The expansion of R1b1a1-P297 lineages apparently associated with Eurasians (see below §ii.1. Eurasians) and the later emergence of R1b1a2-V1636 lineages (TMRCA ca. 4700 BC) in the Pontic–Caspian steppe region (see below §iv.2. Indo-Anatolians) supports the expansion of their upper clade R1b1a-L388 (TMRCA ca. 13600 BC) from far eastern Europe, having separated (ca. 15100 BC) with sister clade R1b1b-V88 from the ancestral R1b1-L754 trunk.
This early split of R1b1a-L388 may account for the separation of Eurasians from Pre-Kartvelians, who would have expanded close to the Caucasus with R1b1a2-V1636 lineages, while Eurasians expanded through the north. The early separation of R1b1b-V88 from the eastern European cradle of hg. R1b1-L754 and of ANE/EHG ancestry expansions would support a closer connection of ancestral Eurasiatic, Kartvelian, and possibly also Dravidian communities with each other than with Afroasiatic. The presence of basal R1b1a-L388 subclades in modern individuals from Turkey, Bulgaria, and Italy would also suggest eastern European routes of expansion for this lineage, rather than southern routes through the Caucasus or West Asia.
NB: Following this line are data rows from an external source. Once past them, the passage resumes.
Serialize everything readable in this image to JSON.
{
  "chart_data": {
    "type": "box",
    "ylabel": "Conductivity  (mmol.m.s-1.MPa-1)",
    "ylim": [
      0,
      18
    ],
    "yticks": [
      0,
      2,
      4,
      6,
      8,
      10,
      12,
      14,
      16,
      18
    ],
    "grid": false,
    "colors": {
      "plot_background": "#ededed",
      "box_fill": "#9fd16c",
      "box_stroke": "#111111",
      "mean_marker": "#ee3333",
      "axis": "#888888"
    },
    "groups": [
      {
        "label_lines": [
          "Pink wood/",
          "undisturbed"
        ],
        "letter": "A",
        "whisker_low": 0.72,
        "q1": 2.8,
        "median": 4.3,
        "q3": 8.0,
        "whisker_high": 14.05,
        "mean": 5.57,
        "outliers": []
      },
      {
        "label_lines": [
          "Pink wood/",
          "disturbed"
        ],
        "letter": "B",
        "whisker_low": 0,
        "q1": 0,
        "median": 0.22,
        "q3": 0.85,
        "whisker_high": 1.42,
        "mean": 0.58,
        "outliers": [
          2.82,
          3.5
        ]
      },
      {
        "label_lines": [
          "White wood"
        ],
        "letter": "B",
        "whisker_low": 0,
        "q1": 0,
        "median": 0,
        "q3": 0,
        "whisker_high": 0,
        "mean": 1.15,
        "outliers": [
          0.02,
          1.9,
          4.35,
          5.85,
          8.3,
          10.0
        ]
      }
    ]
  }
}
The timing of expansion and separation of these lineages from the common R1b-M343 trunk (Suppl. Graph. 19) coupled with known admixture events fit some of the previously published ‘shape-shifting’ Nostratic macro-languages (Campbell 1998), as well as roughly the dates published with help of language guesstimates coupled with archaeology (Beridze 2019) and statistical models (Pagel et al. 2013), which essentially predict an earlier separation of Dravidian, followed by that of Kartvelian from the common Eurasiatic superfamily (Figure 4).
Figure 4. Consensus phylogenetic tree of Eurasiatic superfamily rooted tree with estimated dates of origin of families and of superfamily by Pagel et al. (2013). P proto followed by initials of language family: PD proto-Dravidian, PK proto-Kartvelian, PU proto-Uralic, PIE proto–Indo-European, PA proto-Altaic, PCK proto–Chukchi-Kamchatkan, PIY proto–Inuit-Yupik. Consensus tree rooted using proto-Dravidian as the outgroup. The age at the root is 14.45 ± 1.75 kya (95% CI = 11.72–18.38 kya) or a slightly older 15.61 ± 2.29 kya (95% CI = 11.72–20.40 kya) if the tree is rooted with Proto-Kartvelian.